Hola, amigos! I know it's been a while since I rapped at ya, but you wouldn't believe what I've been going through lately. First of all, I let Ron the Festiva for a beer run last week, but he got pulled over on account of a busted tail light. I'd totally forgotten about it. I'm not even sure I knew about it in the first place, since it's in the rear and I never see it back there. I don't know how it's legal to give a guy a ticket for something he can't even see, but that's the pigs for you. Anyhow, turns out the vehicle registration expired two years ago because I never got around to renewing it during the Christmas rush of '08 when I working at the tree lot, and that plus a few bogus unpaid parking tickets meant they impounded the old girl right then and there. I had fifty bucks' worth of scrap metal in the back seat, too. That's the last time I ever let Ron drive stoned.


Apologies for using the exact same Jim Anchower joke across two blogs.


Anyway, last weekend was Hyphen-Con VI in San Diego, which was, as always, a stunning success. We even had prize support this time, from both DriveThruRPG.com and The Gamer's Torch, an FLGS in Pacific Beach. (I won Gloom, a neat card game which apparently retails at $25). So if there's any doubt that Hyphen-Con is a real thing, let those doubts now be put to rest. As we like to say, "Believe the Hyph."

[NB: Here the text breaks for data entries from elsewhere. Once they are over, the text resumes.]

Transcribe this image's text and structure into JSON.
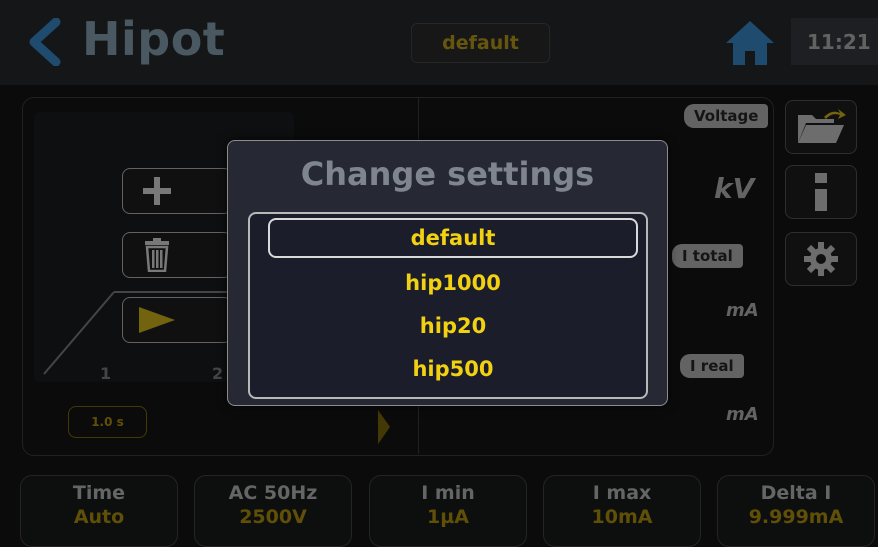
{
  "header": {
    "title": "Hipot",
    "profile": "default",
    "clock": "11:21"
  },
  "graph": {
    "step_labels": [
      "1",
      "2"
    ],
    "time_chip": "1.0 s"
  },
  "measure": {
    "voltage_tab": "Voltage",
    "voltage_unit": "kV",
    "itotal_tab": "I total",
    "itotal_unit": "mA",
    "ireal_tab": "I real",
    "ireal_unit": "mA"
  },
  "bottom_cards": [
    {
      "label": "Time",
      "value": "Auto"
    },
    {
      "label": "AC 50Hz",
      "value": "2500V"
    },
    {
      "label": "I min",
      "value": "1µA"
    },
    {
      "label": "I max",
      "value": "10mA"
    },
    {
      "label": "Delta I",
      "value": "9.999mA"
    }
  ],
  "modal": {
    "title": "Change settings",
    "items": [
      "default",
      "hip1000",
      "hip20",
      "hip500"
    ],
    "selected": "default"
  },
  "colors": {
    "accent_yellow": "#f1d112",
    "title_blue": "#8aa9bd",
    "modal_bg": "#262833"
  },
  "icons": {
    "back": "chevron-left-icon",
    "home": "home-icon",
    "folder": "folder-open-icon",
    "info": "info-icon",
    "settings": "gear-icon",
    "add": "plus-icon",
    "delete": "trash-icon",
    "run": "play-icon"
  }
}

I didn't run any FATE-based games at the Hyph -- Morgan Ellis ran a lively game of DFRPG, though -- but the night before Hyphen-Con, on All-Hyphen's Eve, I ran another FATE Supers game for four guys from what, in my pre-baby days, was the ol' monthly Spirit of the Sword group. To accompany MVP and Clique, two characters from the OrcCon game, I made two new characters, one an insubstantial-type and the other a super-strong android. Here they are:

Zeitgeist, an ectoplasmic pop-culture blogger
Prodigy, an android "teenager"

Each of them makes use of some new stunts and/or power trappings that weren't around when I made the last batch of characters. Zeitgeist is able to transform from a regular teenaged girl to an insubstantial ghost-like form, so she has a stunt called Alternate Form. As a full-round action, she can turn into a ghost, which gives her form-related powers a handy Snag of "Only works while in Alternate Form" and comes with a pretty severe drawback of its own: While in her ghostly form, she can't affect the physical world at all. But it works both ways. One of her powers has the trapping "Invulnerability: Physical Attacks," which lets her use the power to defend against physical attacks as if it were two tiers higher than it is (i.e., Cosmic vs. Extraordinary). Prodigy has Invulnerability too, but his is against poisons and mental attacks, thanks to his robotic body and positronic brain. Thanks to the high cost of his powers, all of his aspects (apart from his Concept and Catchphrase) are claimed by Weaknesses and Complications. His player (me) has traded in the freedom to define the character as he will in exchange for two Superhuman and two Extraordinary super-skills.

Because Zeitgeist's Invulnerability is so broad, it cost the equivalent of four trappings instead of just one, whereas Prodigy's each cost only half that (two trappings).

BTW, Zeitgeist's catchphrase was "Spoiler Alert!" which I thought was pretty funny. All right, it was my idea, but her player made good use of it.